L'Homme, sculpture de Calder, sera rafraîchi

La Ville de Montréal investira dans un des joyaux de l'Exposition universelle de 1967. L'Homme, le grand stabile d'Alexander Calder, sur l'île Sainte-Hélène, sera sous peu restauré. Les pigeons ont laissé leurs marques sur la sculpture, de même que la rouille. La dernière restauration de l'oeuvre remonte à 1992.

Les travaux débuteront ce mois-ci, pour se terminer avant la tenue des XIXes Championnats du monde Fina-Montréal 2005. Le comité exécutif a autorisé l'octroi d'un contrat de 166 175 $ à l'entreprise Dolléans Art Conservation pour raviver la pièce. Les travaux consistent à retirer les dépôts divers dans la partie basse de la sculpture, à décontaminer les taches de rouille et à procéder au nettoyage général.

L'Homme est l'une des plus importantes oeuvres d'art de la collection de la Ville de Montréal. Avec le dôme géodésique de Buckminster Fuller, elle demeure l'un des symboles de l'Exposition universelle de 1967. Elle fut commandée à Calder par la compagnie International Nickel du Canada à l'occasion de l'Exposition universelle. La firme en a fait don à la Ville en mai 1967 lors de l'ouverture de l'Expo 67. L'Homme est la plus grande sculpture non peinte de Calder, avec ses 21,3 mètres de hauteur sur 22 mètres de longueur. Seul le Calder de Mexico dépasse le stabile de Montréal, par à peine trois mètres. Les grandes sculptures de Calder sont rares; peu de villes en possèdent. En plus de Mexico, Chicago, Paris, Cologne, Berlin et Spoletto peuvent se vanter d'en avoir une.
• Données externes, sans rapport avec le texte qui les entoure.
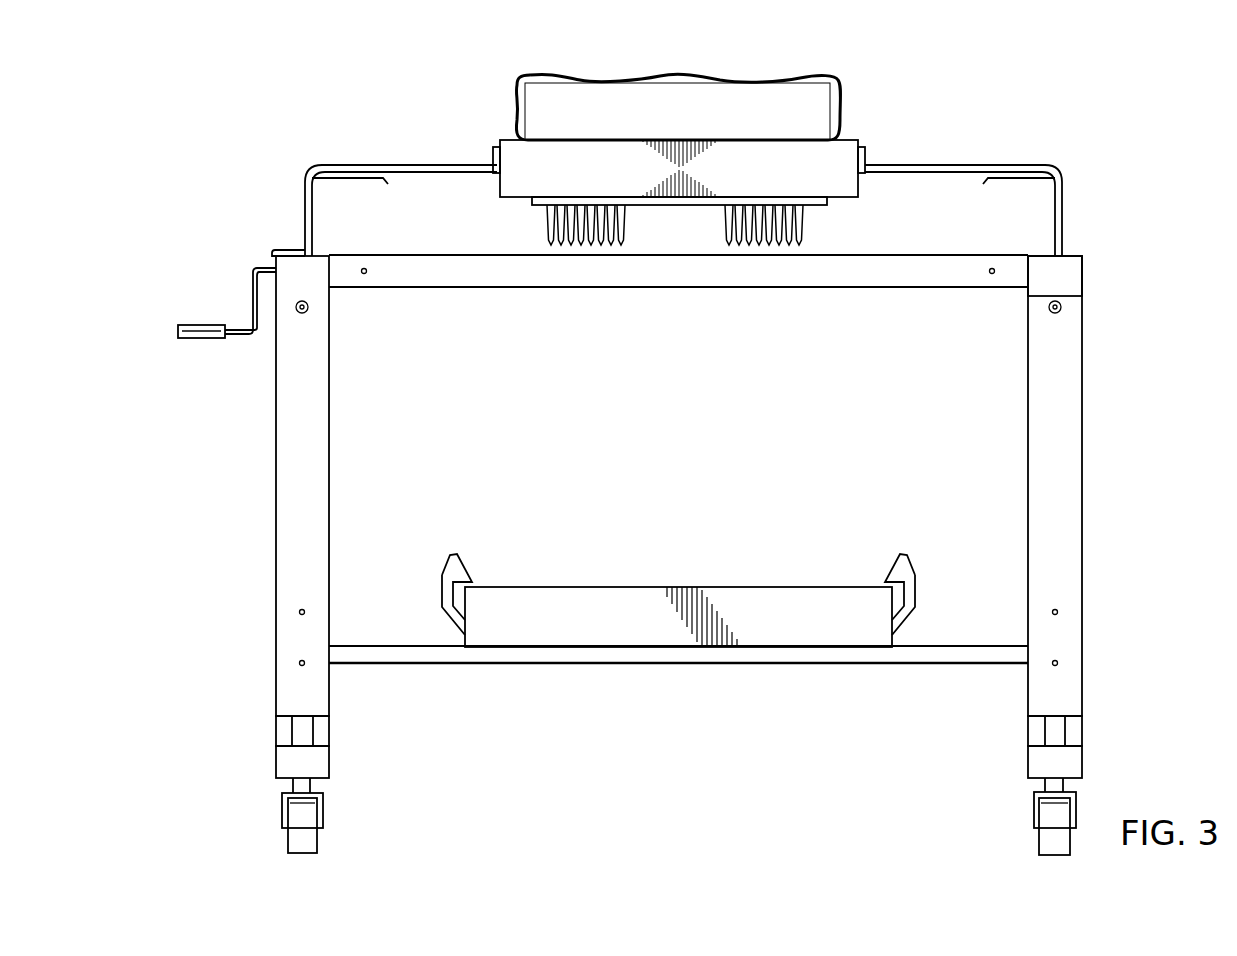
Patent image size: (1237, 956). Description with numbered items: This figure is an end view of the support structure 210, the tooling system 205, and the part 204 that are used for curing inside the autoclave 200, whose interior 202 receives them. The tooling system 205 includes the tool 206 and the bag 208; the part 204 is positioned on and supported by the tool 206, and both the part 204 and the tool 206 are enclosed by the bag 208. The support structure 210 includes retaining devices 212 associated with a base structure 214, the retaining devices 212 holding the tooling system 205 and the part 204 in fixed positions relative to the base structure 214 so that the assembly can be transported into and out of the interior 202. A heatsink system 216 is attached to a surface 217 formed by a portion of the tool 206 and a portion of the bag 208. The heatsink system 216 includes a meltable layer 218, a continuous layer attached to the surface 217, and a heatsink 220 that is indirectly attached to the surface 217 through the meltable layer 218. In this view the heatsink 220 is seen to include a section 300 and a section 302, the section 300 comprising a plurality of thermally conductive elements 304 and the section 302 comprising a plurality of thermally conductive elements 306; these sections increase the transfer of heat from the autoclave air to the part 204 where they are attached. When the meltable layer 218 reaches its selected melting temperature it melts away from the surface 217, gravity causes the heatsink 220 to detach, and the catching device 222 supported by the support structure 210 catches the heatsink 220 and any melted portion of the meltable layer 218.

The autoclave 200 is at (367, 62).
The interior 202 is at (858, 118).
The part 204 is at (696, 93).
The tooling system 205 is at (882, 203).
The tool 206 is at (590, 150).
The bag 208 is at (840, 83).
The support structure 210 is at (1085, 270).
The retaining devices 212 is at (1080, 230).
The base structure 214 is at (1083, 487).
The heatsink system 216 is at (500, 222).
The surface 217 is at (512, 90).
The meltable layer 218 is at (810, 205).
The heatsink 220 is at (633, 220).
The catching device 222 is at (572, 585).
The section 300 is at (575, 257).
The section 302 is at (752, 257).
The plurality of thermally conductive elements 304 is at (615, 257).
The plurality of thermally conductive elements 306 is at (793, 257).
L'oeuvre est aujourd'hui évaluée à 50 millions de dollars. Une oeuvre de Calder, de plus petite dimension, avait été détruite lors de la tragédie du World Trade Center. Elle avait été évaluée par une compagnie d'assurances à 20 millions $US. La Ville a fait appel à la Fondation Calder pour évaluer l'oeuvre et l'institution a suggéré le nom de la spécialiste Susan Watterson pour revoir l'évaluation. La dernière évaluation remontait à 1992. À l'époque, la galerie new-yorkaise Pace Gallery avait évalué la sculpture à sept millions $US.

L'oeuvre se trouve aujourd'hui sur le belvédère du parc des Îles de l'île Sainte-Hélène, à quelques pas de la station de métro. En 1991, la Ville a procédé à d'importants travaux de réfection et de réaménagement de l'ouest de l'île Sainte-Hélène. À ce moment, l'oeuvre, qui était dans un grand état de désolation, quittait la rive sud de l'île pour sa rive nord. En 1992, la structure d'acier inoxydable a subi un grand nettoyage. Loin d'être à l'abandon, l'oeuvre est fréquentée comme jamais, notamment lors des Piknics électroniks, le dimanche, qui attirent plus de 1000 personnes en moyenne.

Politique du patrimoine

Selon Francine Senécal, membre du comité exécutif et responsable politique de la culture à la Ville de Montréal, cette manoeuvre s'inscrit dans le cadre de pratiques courantes pour la Ville. «Nous investissons plus ou moins un demi-million annuellement pour de nouveaux projets ou pour des projets de restauration.» Actuellement, la base du Monument Georges-Étienne Cartier, dans le parc du Mont-Royal, est en restauration. Ces travaux sont évalués à 1,5 million. La sculpture comme telle sera rafraîchie l'an prochain. Aussi, le fusil du monument Chénier, élevé sur la place Viger, a récemment été remplacé après avoir été subtilisé.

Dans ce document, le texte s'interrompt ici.